Sense has been making the TV news over the last couple of weeks. It’s great to see our utility partners showcasing Sense-enabled meters. National Grid has already deployed new smart meters across 10% of its 1.7 million residential customers in upstate New York.
As the rollout of even more meters continues, consumers will soon have access to tools like the Sense app, providing them with deeper insights into their energy use.
The part that most interested me was, “The online and smartphone apps are expected to be in full service within the next year.” Based on this, even customers who already have the smart meter hardware installed do not yet have access to the Sense app for viewing their data.

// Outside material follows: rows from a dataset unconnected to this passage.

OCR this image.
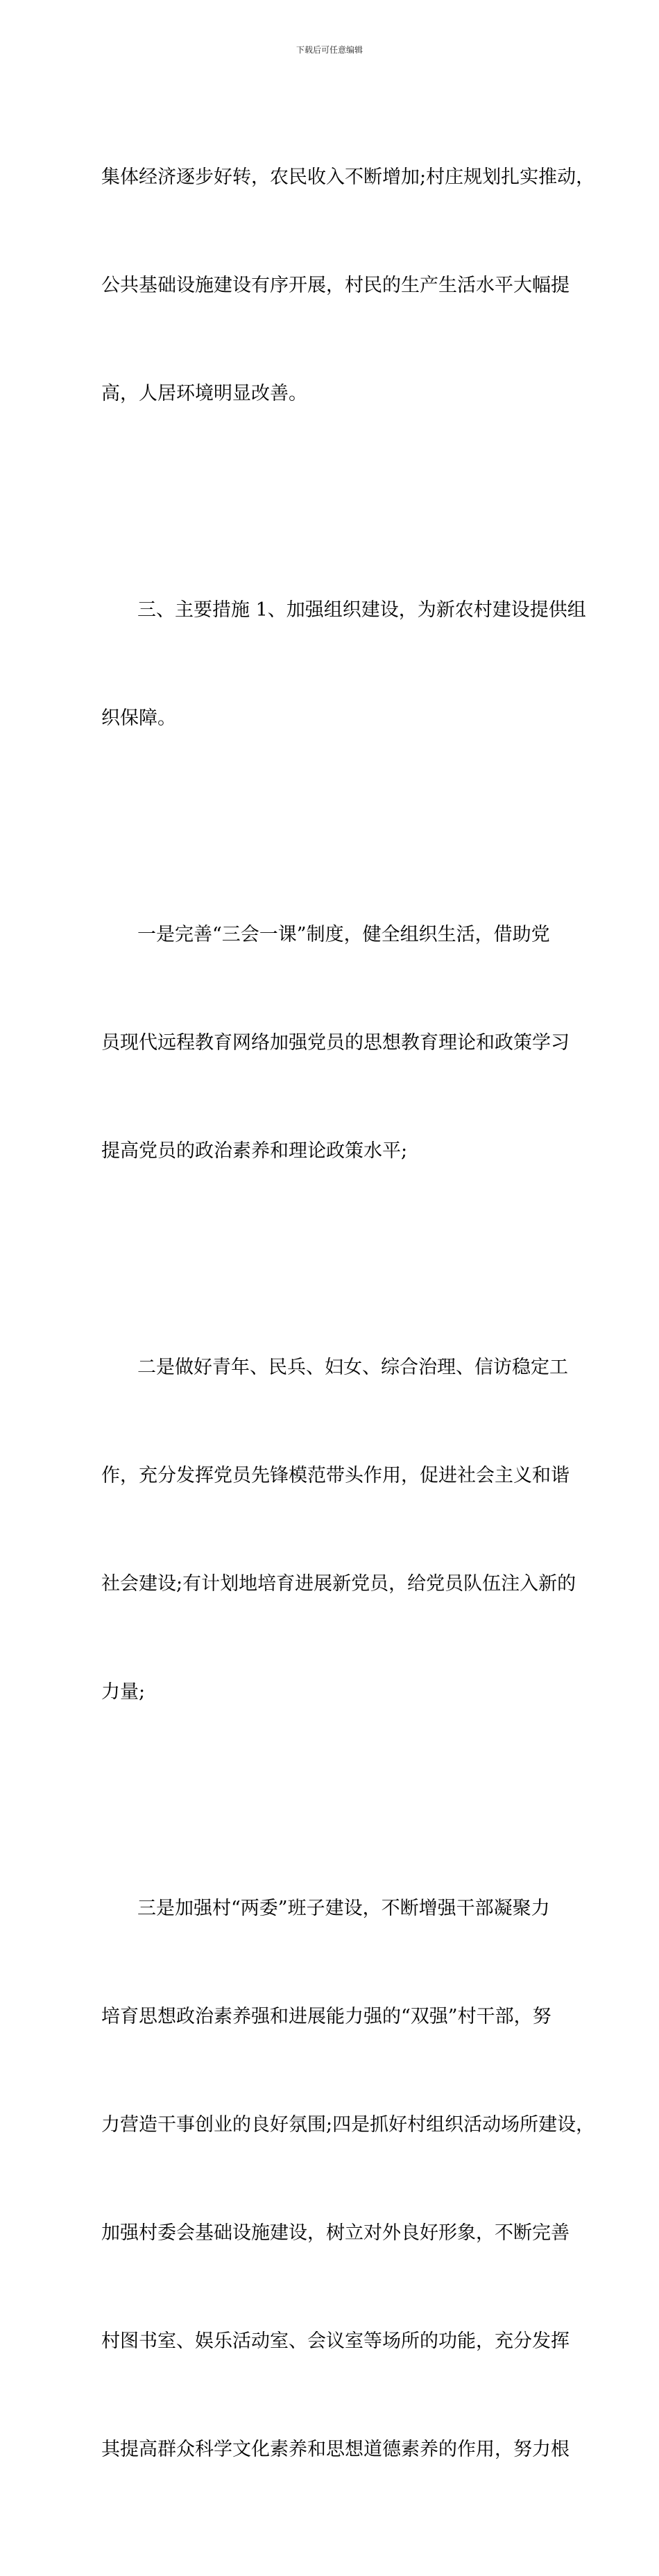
下载后可任意编辑

集体经济逐步好转，农民收入不断增加;村庄规划扎实推动，

公共基础设施建设有序开展，村民的生产生活水平大幅提

高，人居环境明显改善。

三、主要措施 1、加强组织建设，为新农村建设提供组

织保障。

一是完善“三会一课”制度，健全组织生活，借助党

员现代远程教育网络加强党员的思想教育理论和政策学习

提高党员的政治素养和理论政策水平;

二是做好青年、民兵、妇女、综合治理、信访稳定工

作，充分发挥党员先锋模范带头作用，促进社会主义和谐

社会建设;有计划地培育进展新党员，给党员队伍注入新的

力量;

三是加强村“两委”班子建设，不断增强干部凝聚力

培育思想政治素养强和进展能力强的“双强”村干部，努

力营造干事创业的良好氛围;四是抓好村组织活动场所建设，

加强村委会基础设施建设，树立对外良好形象，不断完善

村图书室、娱乐活动室、会议室等场所的功能，充分发挥

其提高群众科学文化素养和思想道德素养的作用，努力根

It may be a year before any users with Sense built into their smart meters show up here on the forum.
Yup - There’s a smattering of Sense with National Grid help collateral and guidance up on the Sense site. It looks like they are doing a slowly phased set of deployments and app / account activations.
Kevin, thank you for sharing another interesting link. From this one I liked, “At this time, Sense-enabled electric meters are incompatible with homes that have solar panels installed. We hope to add that support in the future.” I assume that also means no DCM for smart meter customers. Such limits are not unexpected because with the Sense hardware sealed inside the electric meter, there can be nowhere to attach leads from extra sensors.
@jefflayman, yes, the Q&A is enlightening. I’m glad that the suggested workaround / fix is to buy the orange box ! That speaks to the long-term future for the orange box, though I would like to see a future monitor with an added set of battery and DCM sensors.
Since you shared your hope for future hardware, I will share mine. I envision an add-on unit that I call “Sense-prime.” This would be a dumbed-down version of the orange box we know. It would have a bunch of terminals for connecting DCM/solar/battery clamps and little else. It would be slaved to the primary Sense via WiFi (so that it could work with smart meters) but would not need the complicated circuitry to parse the signal 1 million times per second since its data would just be merged at 0.5 second intervals. That is, all the device disaggregation would be left to the main Sense unit, and data from the Sense-prime would be integrated by the app in the same fashion as data from energy-monitoring smart plugs produced by Kasa. Sense-prime would thus be backwards compatible and not require replacement of legacy hardware.